Nachdem der Abbruch vollendet war, öffnete ich die Gruft des Herzogs Magnus. Ich fand dieselbe in der größten Verwüstung. Das Sargholz war zu Moder verfallen und mit Bauschutt vermischt; die Gebeine waren häufig zerbrochen und verwittert und mit verolmtem Knüppelholz vermischt, vielleicht von vielen Rollhölzern, als der Sarg in das niedrige Gewölbe hineingeschoben ward; offenbar war die Gruft früher, vielleicht im dreißigjährigen Kriege, schon durchwühlt.

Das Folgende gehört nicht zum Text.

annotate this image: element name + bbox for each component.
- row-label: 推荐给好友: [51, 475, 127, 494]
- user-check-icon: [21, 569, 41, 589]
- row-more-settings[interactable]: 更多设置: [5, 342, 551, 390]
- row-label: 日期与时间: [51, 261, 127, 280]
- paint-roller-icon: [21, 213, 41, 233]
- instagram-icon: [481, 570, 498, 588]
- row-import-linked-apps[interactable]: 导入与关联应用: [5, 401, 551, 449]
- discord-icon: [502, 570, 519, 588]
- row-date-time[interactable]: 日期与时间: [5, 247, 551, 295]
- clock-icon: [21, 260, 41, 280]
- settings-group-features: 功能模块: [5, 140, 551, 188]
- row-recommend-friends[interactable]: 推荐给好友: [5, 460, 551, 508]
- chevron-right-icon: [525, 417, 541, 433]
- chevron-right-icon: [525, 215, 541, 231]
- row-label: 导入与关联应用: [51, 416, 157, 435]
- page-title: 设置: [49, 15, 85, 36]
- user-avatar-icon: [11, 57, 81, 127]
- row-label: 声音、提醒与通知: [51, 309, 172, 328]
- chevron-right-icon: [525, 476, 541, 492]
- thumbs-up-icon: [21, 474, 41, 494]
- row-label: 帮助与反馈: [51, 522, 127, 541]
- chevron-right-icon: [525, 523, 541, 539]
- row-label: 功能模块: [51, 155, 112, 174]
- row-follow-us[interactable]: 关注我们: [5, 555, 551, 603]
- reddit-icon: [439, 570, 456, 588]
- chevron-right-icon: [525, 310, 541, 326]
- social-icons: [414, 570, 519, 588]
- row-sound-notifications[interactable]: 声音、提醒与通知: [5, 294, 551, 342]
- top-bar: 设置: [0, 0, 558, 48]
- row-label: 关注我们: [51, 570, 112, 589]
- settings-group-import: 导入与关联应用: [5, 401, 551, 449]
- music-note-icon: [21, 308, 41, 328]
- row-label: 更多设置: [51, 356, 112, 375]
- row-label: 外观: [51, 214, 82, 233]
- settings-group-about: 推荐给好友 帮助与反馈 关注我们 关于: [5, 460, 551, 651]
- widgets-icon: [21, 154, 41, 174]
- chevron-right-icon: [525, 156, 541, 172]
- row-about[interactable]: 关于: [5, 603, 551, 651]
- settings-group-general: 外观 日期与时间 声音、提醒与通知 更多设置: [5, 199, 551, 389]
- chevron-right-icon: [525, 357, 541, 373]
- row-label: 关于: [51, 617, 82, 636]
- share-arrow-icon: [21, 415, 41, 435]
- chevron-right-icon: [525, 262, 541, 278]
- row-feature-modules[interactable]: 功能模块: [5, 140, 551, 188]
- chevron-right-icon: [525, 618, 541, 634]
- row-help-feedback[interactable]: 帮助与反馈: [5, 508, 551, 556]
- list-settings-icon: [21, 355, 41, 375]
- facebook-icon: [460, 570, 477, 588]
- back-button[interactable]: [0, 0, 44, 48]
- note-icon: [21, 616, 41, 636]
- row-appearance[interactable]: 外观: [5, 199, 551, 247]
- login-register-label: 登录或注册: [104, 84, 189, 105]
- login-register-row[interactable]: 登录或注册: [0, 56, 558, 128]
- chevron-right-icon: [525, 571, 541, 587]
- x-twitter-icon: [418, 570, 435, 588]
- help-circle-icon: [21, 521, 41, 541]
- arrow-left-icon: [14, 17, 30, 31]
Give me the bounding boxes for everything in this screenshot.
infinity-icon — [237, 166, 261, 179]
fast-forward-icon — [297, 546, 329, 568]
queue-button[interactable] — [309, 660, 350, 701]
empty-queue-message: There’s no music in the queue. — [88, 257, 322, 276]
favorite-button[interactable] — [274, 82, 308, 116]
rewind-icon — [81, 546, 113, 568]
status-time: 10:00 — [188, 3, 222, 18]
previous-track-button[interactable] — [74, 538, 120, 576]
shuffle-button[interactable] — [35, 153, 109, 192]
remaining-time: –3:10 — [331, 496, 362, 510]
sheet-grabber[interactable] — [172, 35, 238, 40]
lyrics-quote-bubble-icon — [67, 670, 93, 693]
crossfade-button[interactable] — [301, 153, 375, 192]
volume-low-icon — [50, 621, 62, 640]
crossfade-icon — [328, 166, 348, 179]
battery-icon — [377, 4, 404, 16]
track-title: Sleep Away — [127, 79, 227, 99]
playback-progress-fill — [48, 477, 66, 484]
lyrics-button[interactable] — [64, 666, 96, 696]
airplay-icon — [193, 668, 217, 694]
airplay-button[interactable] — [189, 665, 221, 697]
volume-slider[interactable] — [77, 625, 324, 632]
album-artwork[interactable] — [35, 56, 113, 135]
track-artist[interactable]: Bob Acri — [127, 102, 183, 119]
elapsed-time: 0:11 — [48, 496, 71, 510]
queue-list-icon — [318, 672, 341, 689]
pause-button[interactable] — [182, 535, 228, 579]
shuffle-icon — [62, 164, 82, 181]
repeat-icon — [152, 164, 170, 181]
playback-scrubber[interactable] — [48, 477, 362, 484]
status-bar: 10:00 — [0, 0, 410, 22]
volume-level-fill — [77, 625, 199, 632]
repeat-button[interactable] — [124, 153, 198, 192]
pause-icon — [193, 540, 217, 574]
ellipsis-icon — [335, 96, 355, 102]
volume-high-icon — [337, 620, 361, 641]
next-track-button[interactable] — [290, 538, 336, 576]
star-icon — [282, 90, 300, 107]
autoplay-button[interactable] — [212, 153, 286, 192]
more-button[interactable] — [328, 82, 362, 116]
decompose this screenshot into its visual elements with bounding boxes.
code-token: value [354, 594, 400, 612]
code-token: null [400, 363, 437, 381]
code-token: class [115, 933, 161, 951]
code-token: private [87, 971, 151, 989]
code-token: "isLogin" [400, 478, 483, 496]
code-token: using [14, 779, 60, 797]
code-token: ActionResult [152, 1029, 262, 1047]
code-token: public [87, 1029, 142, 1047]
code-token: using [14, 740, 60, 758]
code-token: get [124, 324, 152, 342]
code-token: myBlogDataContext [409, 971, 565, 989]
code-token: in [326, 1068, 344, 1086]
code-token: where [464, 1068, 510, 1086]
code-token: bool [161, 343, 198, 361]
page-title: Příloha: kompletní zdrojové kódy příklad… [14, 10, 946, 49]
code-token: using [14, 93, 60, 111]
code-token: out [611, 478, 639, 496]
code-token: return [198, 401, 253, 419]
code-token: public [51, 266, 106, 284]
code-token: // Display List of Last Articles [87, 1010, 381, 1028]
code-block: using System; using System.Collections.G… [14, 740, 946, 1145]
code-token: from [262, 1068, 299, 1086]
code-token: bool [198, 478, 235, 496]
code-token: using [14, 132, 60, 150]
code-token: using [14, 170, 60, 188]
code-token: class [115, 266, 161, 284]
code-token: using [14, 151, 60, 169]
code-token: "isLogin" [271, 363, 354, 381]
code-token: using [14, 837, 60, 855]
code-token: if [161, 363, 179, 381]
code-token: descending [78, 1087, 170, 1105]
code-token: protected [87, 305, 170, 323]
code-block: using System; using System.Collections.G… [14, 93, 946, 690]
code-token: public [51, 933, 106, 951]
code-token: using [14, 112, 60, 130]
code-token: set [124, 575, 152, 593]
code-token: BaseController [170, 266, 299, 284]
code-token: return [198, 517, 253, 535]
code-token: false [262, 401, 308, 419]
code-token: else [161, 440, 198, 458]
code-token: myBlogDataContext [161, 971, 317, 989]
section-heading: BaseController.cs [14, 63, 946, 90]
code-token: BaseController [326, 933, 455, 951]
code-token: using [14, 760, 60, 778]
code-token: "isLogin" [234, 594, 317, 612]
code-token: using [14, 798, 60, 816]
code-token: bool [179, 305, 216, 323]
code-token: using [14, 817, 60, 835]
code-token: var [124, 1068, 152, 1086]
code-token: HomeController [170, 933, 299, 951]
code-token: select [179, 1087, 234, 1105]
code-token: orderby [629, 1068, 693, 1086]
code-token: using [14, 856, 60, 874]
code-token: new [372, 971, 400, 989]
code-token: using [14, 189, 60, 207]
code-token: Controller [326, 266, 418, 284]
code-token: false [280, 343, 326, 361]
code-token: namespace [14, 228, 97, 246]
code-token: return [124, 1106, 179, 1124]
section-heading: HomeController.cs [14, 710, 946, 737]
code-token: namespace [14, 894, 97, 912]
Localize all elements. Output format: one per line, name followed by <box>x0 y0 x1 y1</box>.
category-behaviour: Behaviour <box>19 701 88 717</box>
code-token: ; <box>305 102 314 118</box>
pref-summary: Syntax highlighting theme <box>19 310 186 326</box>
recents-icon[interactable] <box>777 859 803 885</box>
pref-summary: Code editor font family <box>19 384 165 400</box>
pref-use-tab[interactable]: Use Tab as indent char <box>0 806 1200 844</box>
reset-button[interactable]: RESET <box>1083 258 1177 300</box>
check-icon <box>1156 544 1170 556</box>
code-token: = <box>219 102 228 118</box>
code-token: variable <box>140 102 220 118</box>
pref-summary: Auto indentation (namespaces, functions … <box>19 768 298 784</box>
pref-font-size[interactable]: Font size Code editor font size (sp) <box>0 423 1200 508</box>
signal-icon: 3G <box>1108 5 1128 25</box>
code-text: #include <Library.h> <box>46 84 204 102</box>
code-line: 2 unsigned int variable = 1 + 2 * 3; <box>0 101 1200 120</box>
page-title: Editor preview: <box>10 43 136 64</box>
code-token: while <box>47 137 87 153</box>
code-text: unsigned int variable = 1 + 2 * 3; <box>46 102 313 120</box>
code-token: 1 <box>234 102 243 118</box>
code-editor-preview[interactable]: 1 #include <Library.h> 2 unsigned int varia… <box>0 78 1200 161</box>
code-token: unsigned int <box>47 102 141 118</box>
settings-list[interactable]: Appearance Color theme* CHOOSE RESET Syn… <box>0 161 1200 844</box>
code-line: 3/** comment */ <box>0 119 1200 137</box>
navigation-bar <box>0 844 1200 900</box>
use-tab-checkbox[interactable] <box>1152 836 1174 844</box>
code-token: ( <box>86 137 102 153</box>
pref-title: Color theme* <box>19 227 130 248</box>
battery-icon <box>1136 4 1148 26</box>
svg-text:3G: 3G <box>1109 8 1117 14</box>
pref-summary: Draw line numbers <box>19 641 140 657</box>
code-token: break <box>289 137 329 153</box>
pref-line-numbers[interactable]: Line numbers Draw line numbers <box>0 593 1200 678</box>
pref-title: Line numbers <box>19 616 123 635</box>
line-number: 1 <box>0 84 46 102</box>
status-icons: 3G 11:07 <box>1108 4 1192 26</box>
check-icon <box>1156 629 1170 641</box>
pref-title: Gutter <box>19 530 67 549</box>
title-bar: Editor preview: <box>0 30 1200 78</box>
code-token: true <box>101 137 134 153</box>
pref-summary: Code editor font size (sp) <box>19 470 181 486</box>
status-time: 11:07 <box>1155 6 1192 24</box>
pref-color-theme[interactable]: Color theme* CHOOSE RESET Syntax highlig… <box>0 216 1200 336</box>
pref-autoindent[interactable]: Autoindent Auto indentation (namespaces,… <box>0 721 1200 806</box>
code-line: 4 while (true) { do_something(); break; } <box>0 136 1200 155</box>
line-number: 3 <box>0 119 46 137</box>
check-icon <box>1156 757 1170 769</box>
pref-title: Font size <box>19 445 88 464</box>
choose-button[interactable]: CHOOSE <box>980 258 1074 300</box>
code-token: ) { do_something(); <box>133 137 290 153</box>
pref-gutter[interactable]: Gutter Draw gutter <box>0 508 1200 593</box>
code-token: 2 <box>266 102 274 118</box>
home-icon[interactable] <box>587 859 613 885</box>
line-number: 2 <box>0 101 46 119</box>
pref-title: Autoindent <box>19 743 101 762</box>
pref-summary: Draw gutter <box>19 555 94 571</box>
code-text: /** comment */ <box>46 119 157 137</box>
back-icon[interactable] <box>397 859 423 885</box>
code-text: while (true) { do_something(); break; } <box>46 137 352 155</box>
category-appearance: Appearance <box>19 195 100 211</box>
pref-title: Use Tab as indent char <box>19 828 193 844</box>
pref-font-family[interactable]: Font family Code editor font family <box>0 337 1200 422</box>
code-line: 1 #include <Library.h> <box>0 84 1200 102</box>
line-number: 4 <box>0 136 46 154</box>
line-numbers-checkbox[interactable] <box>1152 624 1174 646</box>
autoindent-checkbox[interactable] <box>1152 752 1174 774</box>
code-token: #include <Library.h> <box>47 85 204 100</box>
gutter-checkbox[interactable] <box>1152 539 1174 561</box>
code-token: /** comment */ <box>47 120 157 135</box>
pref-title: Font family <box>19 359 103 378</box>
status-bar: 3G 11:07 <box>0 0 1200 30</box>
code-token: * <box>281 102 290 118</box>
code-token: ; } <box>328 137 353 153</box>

Ich fand aber, gegen die Vermuthung, nicht eine Leiche, sondern zwei Leichen in dem Gewölbe beigesetzt, an jeder Seite in dem Gewölbe eine, so daß in der Mitte ein breiter Raum leer war. Nach dem Epitaphium gehörte das eine Gerippe, zur Linken, welches am besten erhalten war, dem Herzoge Magnus († 1550). Das zweite Gerippe, welches schon viel mehr zerstört war, gehörte ohne Zweifel seiner Mutter Ursula († 1510), gebornen Markgräfin von Brandenburg, des Herzogs Heinrich des Friedfertigen erster Gemahlin, welche vor dem Herzoge Magnus zuletzt an dieser Stelle in Doberan begraben ward, wie die Gedächtnißtafel auf ihr Begräbniß an der Wand neben dem Fenster beweiset. Wahrscheinlich ward ihre Leiche bei dem Begräbnisse ihres Sohnes, bei der Fundamentirung der Gruft, wieder ausgegraben und umgesargt. Beide Gerippe legte ich in neue Särge, bezeichnete sie interimistisch mit einem Schilde und setzte sie vorläufig in das neuere fürstliche Begräbnißgewölbe hinter dem Altare.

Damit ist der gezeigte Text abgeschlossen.